I think that the RCP to Spiked odyssey can be explained, if a little crudely, by the idea that if one gives up on the ability of the working class to change the world, then one has to look for some other force in society to do the job. As there are only two primary classes -- the working class and the capitalist class -- if the former has had it, then the answer lies with the latter. And if the bulk of the latter are, as Spiked insists, too restricted by self-regulation and self-doubt to do the job, then the task falls to those capitalists who don't feel restricted by regulation and doubt, which just happens to be the most rapacious end of the capitalist class. That's how and why Spiked managed to get $300 000 off the Koch brothers.

Dr Paul (former RCP supporter)

Dr Paul - I've been aware of this tendency since they were a strand of DNA floating in the primordial soup of the early-1970s International Socialists, I've accidentally witnessed one or two crucial stages of their evolution, and I remain perplexed.

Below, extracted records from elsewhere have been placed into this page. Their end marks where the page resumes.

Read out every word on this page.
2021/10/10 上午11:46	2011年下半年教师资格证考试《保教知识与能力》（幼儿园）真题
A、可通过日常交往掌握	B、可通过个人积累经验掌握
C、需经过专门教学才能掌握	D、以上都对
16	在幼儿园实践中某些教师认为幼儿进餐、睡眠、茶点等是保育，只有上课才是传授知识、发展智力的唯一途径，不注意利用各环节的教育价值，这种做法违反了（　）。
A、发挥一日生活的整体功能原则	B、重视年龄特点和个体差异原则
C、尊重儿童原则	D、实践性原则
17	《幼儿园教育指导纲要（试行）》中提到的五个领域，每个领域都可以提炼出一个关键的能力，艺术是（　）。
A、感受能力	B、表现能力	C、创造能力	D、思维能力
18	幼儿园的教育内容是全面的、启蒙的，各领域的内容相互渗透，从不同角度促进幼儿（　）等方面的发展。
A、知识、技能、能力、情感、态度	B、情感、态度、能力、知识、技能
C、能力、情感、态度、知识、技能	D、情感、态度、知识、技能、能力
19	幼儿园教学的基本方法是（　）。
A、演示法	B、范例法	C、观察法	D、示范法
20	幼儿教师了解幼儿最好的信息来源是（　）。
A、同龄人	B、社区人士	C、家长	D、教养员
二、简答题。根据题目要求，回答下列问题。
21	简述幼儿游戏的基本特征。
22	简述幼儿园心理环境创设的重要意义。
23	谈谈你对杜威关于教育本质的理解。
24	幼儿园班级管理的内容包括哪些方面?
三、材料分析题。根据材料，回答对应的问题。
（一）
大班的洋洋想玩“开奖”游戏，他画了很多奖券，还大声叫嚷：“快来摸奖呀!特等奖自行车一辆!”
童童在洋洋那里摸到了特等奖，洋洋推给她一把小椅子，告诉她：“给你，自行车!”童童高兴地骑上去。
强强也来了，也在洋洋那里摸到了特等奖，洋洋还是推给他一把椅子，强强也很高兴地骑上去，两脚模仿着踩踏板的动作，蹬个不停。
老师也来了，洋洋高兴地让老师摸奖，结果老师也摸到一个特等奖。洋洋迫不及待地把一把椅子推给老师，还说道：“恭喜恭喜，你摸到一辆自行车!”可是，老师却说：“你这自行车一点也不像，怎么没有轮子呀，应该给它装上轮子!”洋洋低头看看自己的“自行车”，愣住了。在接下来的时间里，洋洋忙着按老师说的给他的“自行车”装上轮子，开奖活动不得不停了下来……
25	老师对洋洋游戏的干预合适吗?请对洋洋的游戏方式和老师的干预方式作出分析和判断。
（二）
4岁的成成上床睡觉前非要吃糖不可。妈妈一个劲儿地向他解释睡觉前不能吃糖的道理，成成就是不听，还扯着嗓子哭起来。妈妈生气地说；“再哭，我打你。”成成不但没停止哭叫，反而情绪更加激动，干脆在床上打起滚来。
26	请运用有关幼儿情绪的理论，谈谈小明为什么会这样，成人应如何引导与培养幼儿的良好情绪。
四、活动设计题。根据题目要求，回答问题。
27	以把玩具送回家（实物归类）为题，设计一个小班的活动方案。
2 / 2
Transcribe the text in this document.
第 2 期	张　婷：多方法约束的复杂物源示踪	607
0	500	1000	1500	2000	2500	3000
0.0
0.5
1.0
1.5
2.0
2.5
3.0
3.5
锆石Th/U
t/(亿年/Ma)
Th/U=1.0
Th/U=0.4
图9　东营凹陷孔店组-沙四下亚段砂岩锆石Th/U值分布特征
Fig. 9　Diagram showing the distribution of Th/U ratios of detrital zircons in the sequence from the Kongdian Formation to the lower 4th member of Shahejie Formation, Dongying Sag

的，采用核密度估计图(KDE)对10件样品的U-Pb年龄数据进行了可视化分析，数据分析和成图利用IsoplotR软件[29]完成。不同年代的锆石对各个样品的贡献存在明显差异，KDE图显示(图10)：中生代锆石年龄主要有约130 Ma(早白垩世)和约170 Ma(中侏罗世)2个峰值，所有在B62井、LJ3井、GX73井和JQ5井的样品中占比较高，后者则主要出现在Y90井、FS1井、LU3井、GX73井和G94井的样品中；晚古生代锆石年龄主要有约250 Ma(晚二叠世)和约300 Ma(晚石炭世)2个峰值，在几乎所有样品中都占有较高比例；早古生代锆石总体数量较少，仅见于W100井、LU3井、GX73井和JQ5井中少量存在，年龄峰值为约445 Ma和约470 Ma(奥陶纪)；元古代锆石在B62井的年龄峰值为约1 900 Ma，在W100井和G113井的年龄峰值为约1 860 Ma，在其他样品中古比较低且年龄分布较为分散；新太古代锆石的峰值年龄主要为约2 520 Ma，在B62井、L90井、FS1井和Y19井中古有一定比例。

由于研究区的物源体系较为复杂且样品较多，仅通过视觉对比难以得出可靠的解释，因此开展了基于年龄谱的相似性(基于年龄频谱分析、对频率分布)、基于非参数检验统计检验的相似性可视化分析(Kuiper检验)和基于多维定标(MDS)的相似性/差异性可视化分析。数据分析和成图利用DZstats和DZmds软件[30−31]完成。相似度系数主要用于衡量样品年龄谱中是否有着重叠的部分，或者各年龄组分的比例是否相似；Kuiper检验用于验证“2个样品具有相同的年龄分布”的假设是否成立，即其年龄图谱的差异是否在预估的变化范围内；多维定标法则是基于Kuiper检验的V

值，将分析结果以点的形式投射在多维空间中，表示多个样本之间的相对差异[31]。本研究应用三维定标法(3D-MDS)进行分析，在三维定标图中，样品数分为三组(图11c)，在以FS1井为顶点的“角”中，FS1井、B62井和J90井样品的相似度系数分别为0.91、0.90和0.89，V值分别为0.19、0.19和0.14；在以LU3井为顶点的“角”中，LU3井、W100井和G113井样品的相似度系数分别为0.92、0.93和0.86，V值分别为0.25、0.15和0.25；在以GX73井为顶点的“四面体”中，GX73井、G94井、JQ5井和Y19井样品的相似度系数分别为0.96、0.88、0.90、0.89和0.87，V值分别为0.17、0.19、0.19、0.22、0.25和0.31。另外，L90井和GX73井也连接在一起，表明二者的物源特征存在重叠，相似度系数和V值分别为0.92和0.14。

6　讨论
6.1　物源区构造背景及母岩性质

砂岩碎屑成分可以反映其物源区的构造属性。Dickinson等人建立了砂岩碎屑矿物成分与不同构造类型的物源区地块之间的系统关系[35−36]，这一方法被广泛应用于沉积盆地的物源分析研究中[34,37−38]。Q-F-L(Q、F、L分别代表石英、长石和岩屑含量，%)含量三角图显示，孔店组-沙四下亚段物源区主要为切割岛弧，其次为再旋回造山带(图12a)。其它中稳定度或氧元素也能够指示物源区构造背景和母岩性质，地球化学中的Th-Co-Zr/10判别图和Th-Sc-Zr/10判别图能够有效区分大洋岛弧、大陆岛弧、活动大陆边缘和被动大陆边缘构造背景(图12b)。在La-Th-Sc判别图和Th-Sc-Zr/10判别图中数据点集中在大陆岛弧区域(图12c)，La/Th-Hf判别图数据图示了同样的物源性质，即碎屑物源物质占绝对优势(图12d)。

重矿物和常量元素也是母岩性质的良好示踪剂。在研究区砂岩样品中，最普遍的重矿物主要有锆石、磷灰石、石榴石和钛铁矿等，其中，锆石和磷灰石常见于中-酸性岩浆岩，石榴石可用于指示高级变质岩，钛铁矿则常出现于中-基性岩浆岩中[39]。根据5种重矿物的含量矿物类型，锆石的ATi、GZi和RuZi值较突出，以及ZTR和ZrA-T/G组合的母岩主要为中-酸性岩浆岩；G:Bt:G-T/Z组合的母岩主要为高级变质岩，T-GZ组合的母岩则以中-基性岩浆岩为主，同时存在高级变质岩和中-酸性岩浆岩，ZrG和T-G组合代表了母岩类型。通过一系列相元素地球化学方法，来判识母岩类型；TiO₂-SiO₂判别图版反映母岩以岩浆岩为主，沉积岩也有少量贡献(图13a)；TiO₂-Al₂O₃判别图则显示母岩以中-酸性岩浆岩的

«Is it really all gone? It's a searingly bleak thought.»

My guess is that from a marxian point of view the arguments here are anti-historical: changes of political system are inevitable and happen only when production relationships change. So the 1917-1923 international revolution failed because it was not yet the time of the rise of the proletariat. Feudalism after all lasted for over a thousand years before the aristocracy was pushed aside by the overwhelming power of the capitalists, and that transition happened in different decades or centuries in different countries.
Under that view Marx was not wrong, and the transition from capitalism to socialism was not bungled, the timing was way too optimistic, there has been no transition yet to a new set of production relationships that will give the proletarians the power to push aside capitalism.

The problem with that marxian point of view is that a lot of "marxists", especially those of a "syndicalist" persuasion, have been thinking that the socialist revolution is around the corner, and they will soon take power as the vanguards of the proletariat, so pursuing social-democratic politics is a betrayal of the proletariat, when instead it may be the only option.